Taking time to understand community was the primary focus of the Barnabas Team. As a social work major, Lindsay found her Barnabas Team work intersecting with her studies. Lindsay recounts, “Our focus was to get to know people, make connections, and start with what people needed and had to offer, utilizing the community’s gifts. This approach fits well with the values and themes of social work.” Lindsay honed a lot of her social work skills like leadership, administration, and community organizing. As the year progressed she also learned some important lessons, “I learned that leadership was not about coming in and doing everything. A good leader brings out the best in others.” Working behind the scenes Lindsay and the Barnabas Team enabled students to start Bible Studies, a prayer group, lead worship, and contribute to the Knollcrest East community behind the scenes through art, creating a Knollcrest East Cookbook, or praying for others. Lindsay and other KE students also worked together to start a partnership program between apartment and residence hall students called Dormament.
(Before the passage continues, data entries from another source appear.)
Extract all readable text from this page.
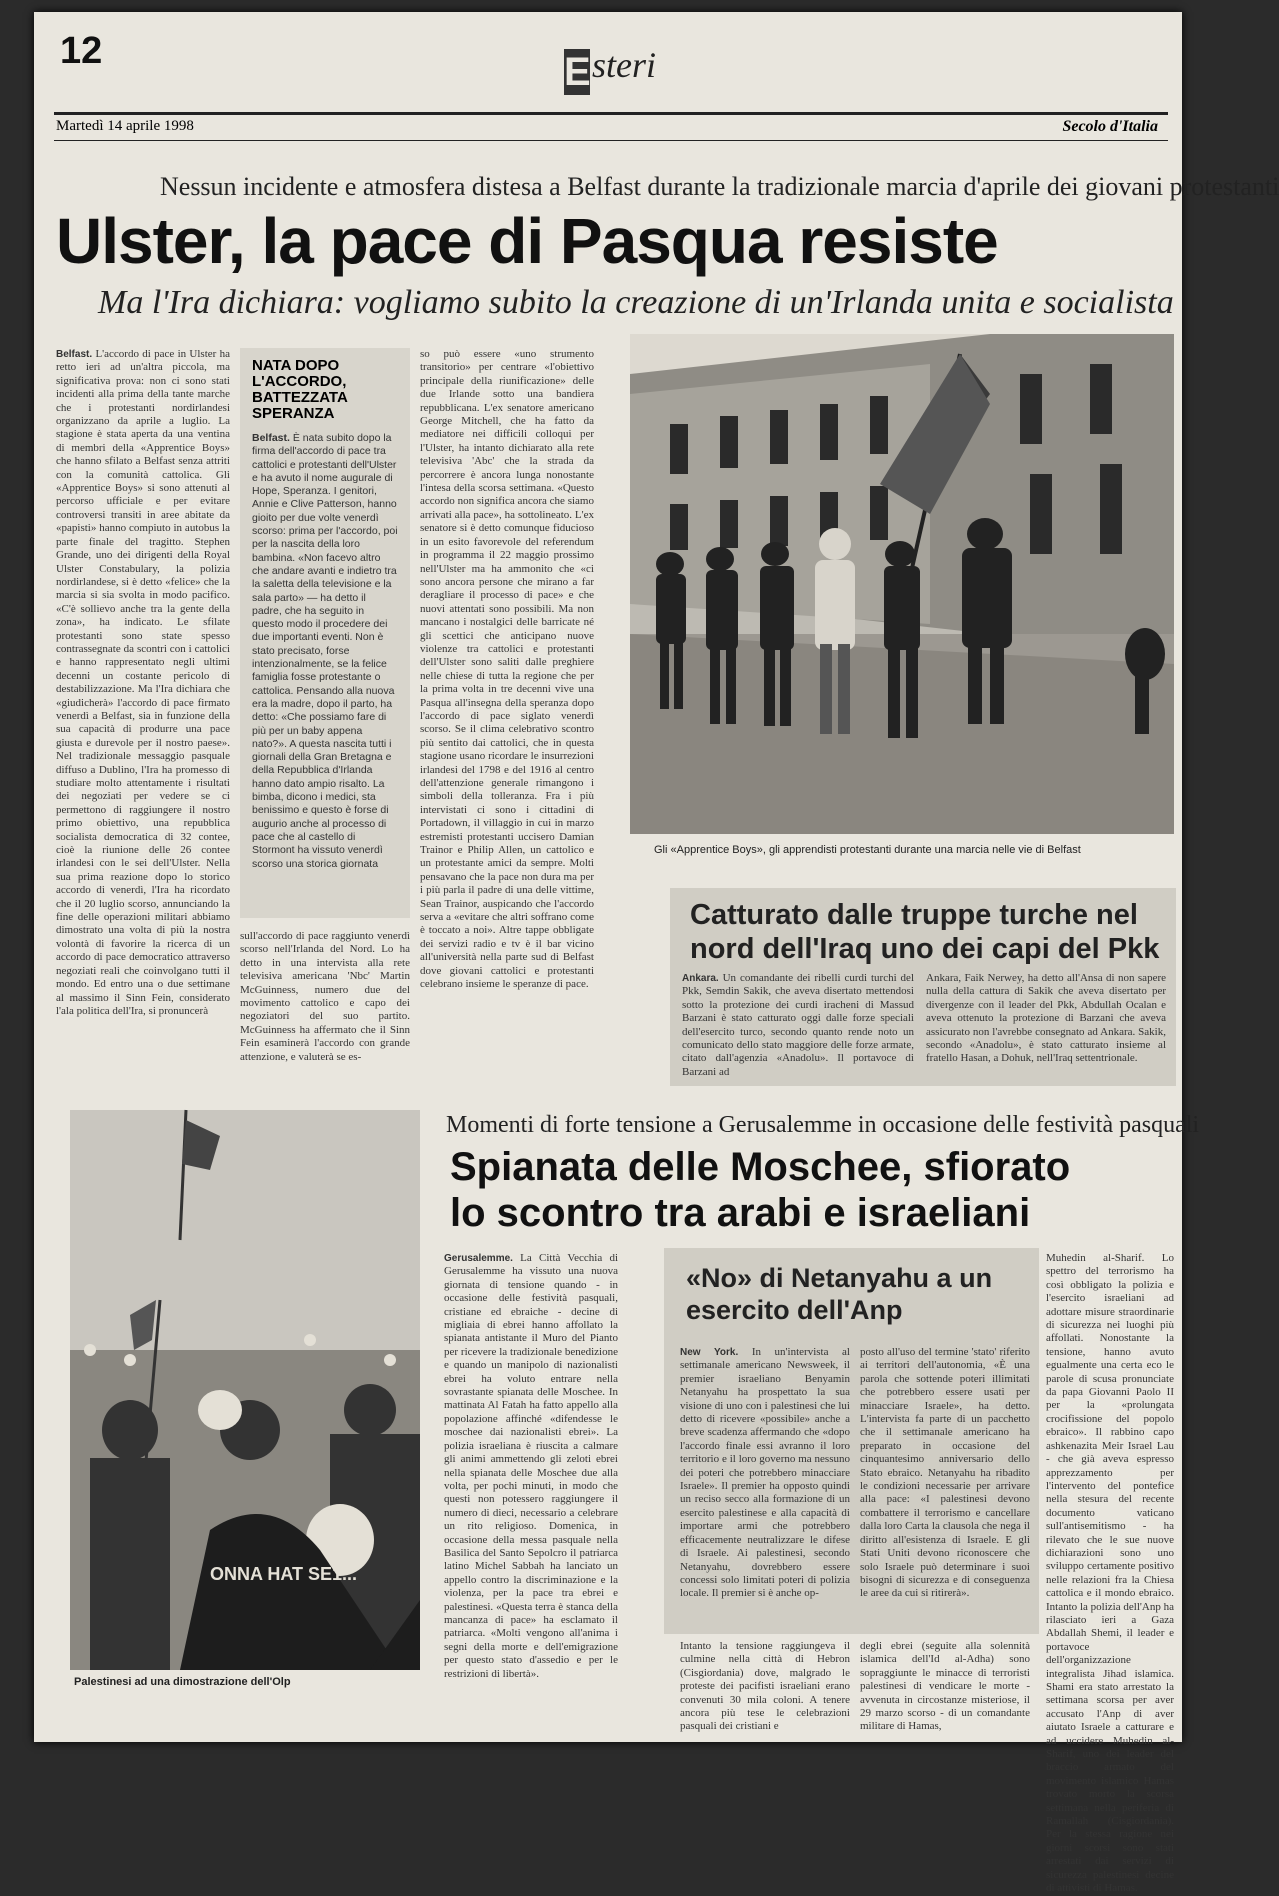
12	Esteri
Martedì 14 aprile 1998	Secolo d'Italia
Nessun incidente e atmosfera distesa a Belfast durante la tradizionale marcia d'aprile dei giovani protestanti
Ulster, la pace di Pasqua resiste
Ma l'Ira dichiara: vogliamo subito la creazione di un'Irlanda unita e socialista
Belfast. L'accordo di pace in Ulster ha retto ieri ad un'altra piccola, ma significativa prova: non ci sono stati incidenti alla prima della tante marche che i protestanti nordirlandesi organizzano da aprile a luglio. La stagione è stata aperta da una ventina di membri della «Apprentice Boys» che hanno sfilato a Belfast senza attriti con la comunità cattolica. Gli «Apprentice Boys» si sono attenuti al percorso ufficiale e per evitare controversi transiti in aree abitate da «papisti» hanno compiuto in autobus la parte finale del tragitto. Stephen Grande, uno dei dirigenti della Royal Ulster Constabulary, la polizia nordirlandese, si è detto «felice» che la marcia si sia svolta in modo pacifico. «C'è sollievo anche tra la gente della zona», ha indicato. Le sfilate protestanti sono state spesso contrassegnate da scontri con i cattolici e hanno rappresentato negli ultimi decenni un costante pericolo di destabilizzazione. Ma l'Ira dichiara che «giudicherà» l'accordo di pace firmato venerdì a Belfast, sia in funzione della sua capacità di produrre una pace giusta e durevole per il nostro paese». Nel tradizionale messaggio pasquale diffuso a Dublino, l'Ira ha promesso di studiare molto attentamente i risultati dei negoziati per vedere se ci permettono di raggiungere il nostro primo obiettivo, una repubblica socialista democratica di 32 contee, cioè la riunione delle 26 contee irlandesi con le sei dell'Ulster. Nella sua prima reazione dopo lo storico accordo di venerdì, l'Ira ha ricordato che il 20 luglio scorso, annunciando la fine delle operazioni militari abbiamo dimostrato una volta di più la nostra volontà di favorire la ricerca di un accordo di pace democratico attraverso negoziati reali che coinvolgano tutti il mondo. Ed entro una o due settimane al massimo il Sinn Fein, considerato l'ala politica dell'Ira, si pronuncerà
NATA DOPO L'ACCORDO, BATTEZZATA SPERANZA
Belfast. È nata subito dopo la firma dell'accordo di pace tra cattolici e protestanti dell'Ulster e ha avuto il nome augurale di Hope, Speranza. I genitori, Annie e Clive Patterson, hanno gioito per due volte venerdì scorso: prima per l'accordo, poi per la nascita della loro bambina. «Non facevo altro che andare avanti e indietro tra la saletta della televisione e la sala parto» — ha detto il padre, che ha seguito in questo modo il procedere dei due importanti eventi. Non è stato precisato, forse intenzionalmente, se la felice famiglia fosse protestante o cattolica. Pensando alla nuova era la madre, dopo il parto, ha detto: «Che possiamo fare di più per un baby appena nato?». A questa nascita tutti i giornali della Gran Bretagna e della Repubblica d'Irlanda hanno dato ampio risalto. La bimba, dicono i medici, sta benissimo e questo è forse di augurio anche al processo di pace che al castello di Stormont ha vissuto venerdì scorso una storica giornata
sull'accordo di pace raggiunto venerdì scorso nell'Irlanda del Nord. Lo ha detto in una intervista alla rete televisiva americana 'Nbc' Martin McGuinness, numero due del movimento cattolico e capo dei negoziatori del suo partito. McGuinness ha affermato che il Sinn Fein esaminerà l'accordo con grande attenzione, e valuterà se es-
so può essere «uno strumento transitorio» per centrare «l'obiettivo principale della riunificazione» delle due Irlande sotto una bandiera repubblicana. L'ex senatore americano George Mitchell, che ha fatto da mediatore nei difficili colloqui per l'Ulster, ha intanto dichiarato alla rete televisiva 'Abc' che la strada da percorrere è ancora lunga nonostante l'intesa della scorsa settimana. «Questo accordo non significa ancora che siamo arrivati alla pace», ha sottolineato. L'ex senatore si è detto comunque fiducioso in un esito favorevole del referendum in programma il 22 maggio prossimo nell'Ulster ma ha ammonito che «ci sono ancora persone che mirano a far deragliare il processo di pace» e che nuovi attentati sono possibili. Ma non mancano i nostalgici delle barricate né gli scettici che anticipano nuove violenze tra cattolici e protestanti dell'Ulster sono saliti dalle preghiere nelle chiese di tutta la regione che per la prima volta in tre decenni vive una Pasqua all'insegna della speranza dopo l'accordo di pace siglato venerdì scorso. Se il clima celebrativo scontro più sentito dai cattolici, che in questa stagione usano ricordare le insurrezioni irlandesi del 1798 e del 1916 al centro dell'attenzione generale rimangono i simboli della tolleranza. Fra i più intervistati ci sono i cittadini di Portadown, il villaggio in cui in marzo estremisti protestanti uccisero Damian Trainor e Philip Allen, un cattolico e un protestante amici da sempre. Molti pensavano che la pace non dura ma per i più parla il padre di una delle vittime, Sean Trainor, auspicando che l'accordo serva a «evitare che altri soffrano come è toccato a noi». Altre tappe obbligate dei servizi radio e tv è il bar vicino all'università nella parte sud di Belfast dove giovani cattolici e protestanti celebrano insieme le speranze di pace.
Gli «Apprentice Boys», gli apprendisti protestanti durante una marcia nelle vie di Belfast
Catturato dalle truppe turche nel nord dell'Iraq uno dei capi del Pkk
Ankara. Un comandante dei ribelli curdi turchi del Pkk, Semdin Sakik, che aveva disertato mettendosi sotto la protezione dei curdi iracheni di Massud Barzani è stato catturato oggi dalle forze speciali dell'esercito turco, secondo quanto rende noto un comunicato dello stato maggiore delle forze armate, citato dall'agenzia «Anadolu». Il portavoce di Barzani ad
Ankara, Faik Nerwey, ha detto all'Ansa di non sapere nulla della cattura di Sakik che aveva disertato per divergenze con il leader del Pkk, Abdullah Ocalan e aveva ottenuto la protezione di Barzani che aveva assicurato non l'avrebbe consegnato ad Ankara. Sakik, secondo «Anadolu», è stato catturato insieme al fratello Hasan, a Dohuk, nell'Iraq settentrionale.
ONNA HAT SE1...
Palestinesi ad una dimostrazione dell'Olp
Momenti di forte tensione a Gerusalemme in occasione delle festività pasquali
Spianata delle Moschee, sfiorato lo scontro tra arabi e israeliani
Gerusalemme. La Città Vecchia di Gerusalemme ha vissuto una nuova giornata di tensione quando - in occasione delle festività pasquali, cristiane ed ebraiche - decine di migliaia di ebrei hanno affollato la spianata antistante il Muro del Pianto per ricevere la tradizionale benedizione e quando un manipolo di nazionalisti ebrei ha voluto entrare nella sovrastante spianata delle Moschee. In mattinata Al Fatah ha fatto appello alla popolazione affinché «difendesse le moschee dai nazionalisti ebrei». La polizia israeliana è riuscita a calmare gli animi ammettendo gli zeloti ebrei nella spianata delle Moschee due alla volta, per pochi minuti, in modo che questi non potessero raggiungere il numero di dieci, necessario a celebrare un rito religioso. Domenica, in occasione della messa pasquale nella Basilica del Santo Sepolcro il patriarca latino Michel Sabbah ha lanciato un appello contro la discriminazione e la violenza, per la pace tra ebrei e palestinesi. «Questa terra è stanca della mancanza di pace» ha esclamato il patriarca. «Molti vengono all'anima i segni della morte e dell'emigrazione per questo stato d'assedio e per le restrizioni di libertà».
«No» di Netanyahu a un esercito dell'Anp
New York. In un'intervista al settimanale americano Newsweek, il premier israeliano Benyamin Netanyahu ha prospettato la sua visione di uno con i palestinesi che lui detto di ricevere «possibile» anche a breve scadenza affermando che «dopo l'accordo finale essi avranno il loro territorio e il loro governo ma nessuno dei poteri che potrebbero minacciare Israele». Il premier ha opposto quindi un reciso secco alla formazione di un esercito palestinese e alla capacità di importare armi che potrebbero efficacemente neutralizzare le difese di Israele. Ai palestinesi, secondo Netanyahu, dovrebbero essere concessi solo limitati poteri di polizia locale. Il premier si è anche op-
posto all'uso del termine 'stato' riferito ai territori dell'autonomia, «È una parola che sottende poteri illimitati che potrebbero essere usati per minacciare Israele», ha detto. L'intervista fa parte di un pacchetto che il settimanale americano ha preparato in occasione del cinquantesimo anniversario dello Stato ebraico. Netanyahu ha ribadito le condizioni necessarie per arrivare alla pace: «I palestinesi devono combattere il terrorismo e cancellare dalla loro Carta la clausola che nega il diritto all'esistenza di Israele. E gli Stati Uniti devono riconoscere che solo Israele può determinare i suoi bisogni di sicurezza e di conseguenza le aree da cui si ritirerà».
Intanto la tensione raggiungeva il culmine nella città di Hebron (Cisgiordania) dove, malgrado le proteste dei pacifisti israeliani erano convenuti 30 mila coloni. A tenere ancora più tese le celebrazioni pasquali dei cristiani e
degli ebrei (seguite alla solennità islamica dell'Id al-Adha) sono sopraggiunte le minacce di terroristi palestinesi di vendicare le morte - avvenuta in circostanze misteriose, il 29 marzo scorso - di un comandante militare di Hamas,
Muhedin al-Sharif. Lo spettro del terrorismo ha così obbligato la polizia e l'esercito israeliani ad adottare misure straordinarie di sicurezza nei luoghi più affollati. Nonostante la tensione, hanno avuto egualmente una certa eco le parole di scusa pronunciate da papa Giovanni Paolo II per la «prolungata crocifissione del popolo ebraico». Il rabbino capo ashkenazita Meir Israel Lau - che già aveva espresso apprezzamento per l'intervento del pontefice nella stesura del recente documento vaticano sull'antisemitismo - ha rilevato che le sue nuove dichiarazioni sono uno sviluppo certamente positivo nelle relazioni fra la Chiesa cattolica e il mondo ebraico. Intanto la polizia dell'Anp ha rilasciato ieri a Gaza Abdallah Shemi, il leader e portavoce dell'organizzazione integralista Jihad islamica. Shami era stato arrestato la settimana scorsa per aver accusato l'Anp di aver aiutato Israele a catturare e ad uccidere Muhedin al-Sharif, uno dei leader del braccio armato del movimento islamico Hamas trovato morto la scorsa settimana nella periferia di Ramallah (Cisgiordania). Per la stessa ragione nei giorni scorsi sono stati arrestati dai servizi di sicurezza palestinesi decine di attivisti di Hamas.
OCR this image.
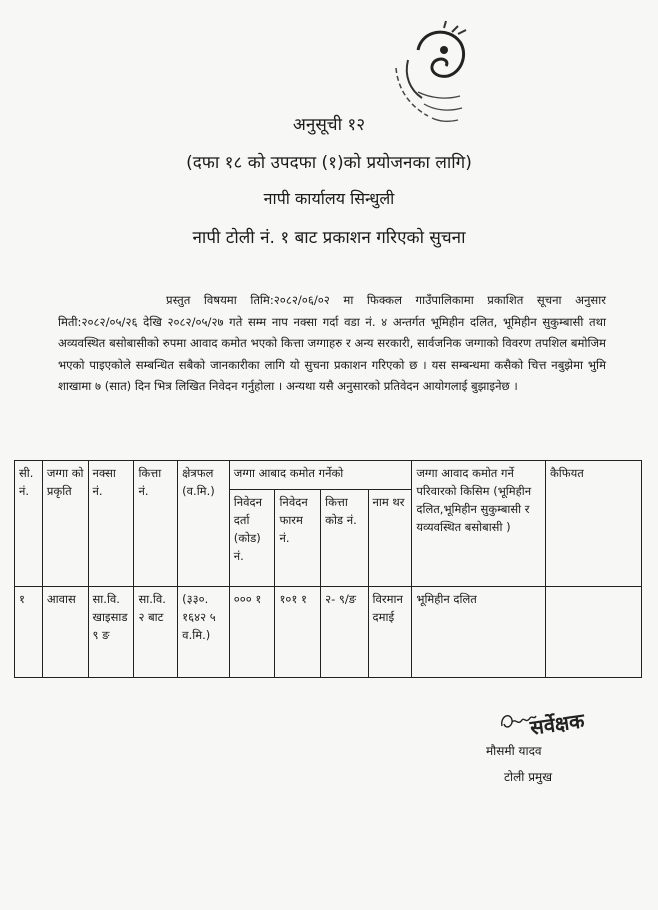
अनुसूची १२
(दफा १८ को उपदफा (१)को प्रयोजनका लागि)
नापी कार्यालय सिन्धुली
नापी टोली नं. १ बाट प्रकाशन गरिएको सुचना

प्रस्तुत विषयमा तिमि:२०८२/०६/०२ मा फिक्कल गाउँपालिकामा प्रकाशित सूचना अनुसार मिती:२०८२/०५/२६ देखि २०८२/०५/२७ गते सम्म नाप नक्सा गर्दा वडा नं. ४ अन्तर्गत भूमिहीन दलित, भूमिहीन सुकुम्बासी तथा अव्यवस्थित बसोबासीको रुपमा आवाद कमोत भएको कित्ता जग्गाहरु र अन्य सरकारी, सार्वजनिक जग्गाको विवरण तपशिल बमोजिम भएको पाइएकोले सम्बन्धित सबैको जानकारीका लागि यो सुचना प्रकाशन गरिएको छ । यस सम्बन्धमा कसैको चित्त नबुझेमा भुमि शाखामा ७ (सात) दिन भित्र लिखित निवेदन गर्नुहोला । अन्यथा यसै अनुसारको प्रतिवेदन आयोगलाई बुझाइनेछ ।

सी. नं.	जग्गा को प्रकृति	नक्सा नं.	कित्ता नं.	क्षेत्रफल (व.मि.)	जग्गा आबाद कमोत गर्नेको				जग्गा आवाद कमोत गर्ने परिवारको किसिम (भूमिहीन दलित,भूमिहीन सुकुम्बासी र यव्यवस्थित बसोबासी )	कैफियत
					निवेदन दर्ता (कोड) नं.	निवेदन फारम नं.	कित्ता कोड नं.	नाम थर		
१	आवास	सा.वि. खाइसाड ९ ङ	सा.वि. २ बाट	(३३०. १६४२ ५ व.मि.)	००० १	१०१ १	२- ९/ङ	विरमान दमाई	भूमिहीन दलित	
सर्वेक्षक
मौसमी यादव
टोली प्रमुख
Working on the Barnabas Team, Lindsay also discovered new gifts. “Within the context of other team members, I discovered I have a lot of administrative and creative visionary gifts. The team pointed out I was an organizer, planner, and enjoyed creating and starting new programs.” This process of self discovery and confirmation of gifts played a role in Lindsay’s journey after graduation from Calvin in 2005. Lindsay worked for two years as a case manager at Thresholds in Grand Rapids. But she wanted go back to graduate school so that she could develop the visionary gifts that she discovered on the Barnabas Team. Now a graduate student in the Master’s of Social Work program at Loyola University, Lindsay is focusing her studies on leadership and development, partly as a result of her Barnabas Team experience. “I discovered that year that I enjoy thinking outside of the box and imagining what could be. I’m excited about being a voice in changing organizations and coming up with innovative ways to solve problems in human services.” Lindsay has an opportunity to create and vision via grant writing and event planning in her current internship at the Chicago Center for Jewish Genetic Disorders.

Lindsay’s experience on the Barnabas Team has impacted her personal life as well. She recounts, “What I’ll carry with me throughout my life from that year is an experience of what the Church could look like. My year on the Barnabas team gave me the experience of close Christian community and what it looks like to support each other and to keep each other accountable.” Lindsay has taken this understanding to her current church community, LaSalle Street Church in Chicago, IL. “LaSalle is a church that is able to talk about issues in a fresh way, appreciating that we are brothers and sisters though we have diverse perspectives on some aspects of theology.” Lindsay and her husband Tyson have found community at LaSalle. This body has nurtured them as they prepare for the next step in their journey.

Spring is around the corner again for Lindsay. She will graduate in May 2008 with her Master’s of Social Work. Once again, Lindsay finds herself discerning where to apply for jobs, praying about where God will lead next. She is excited, taking her knowledge from the past and weaving it in with possibilities for the future.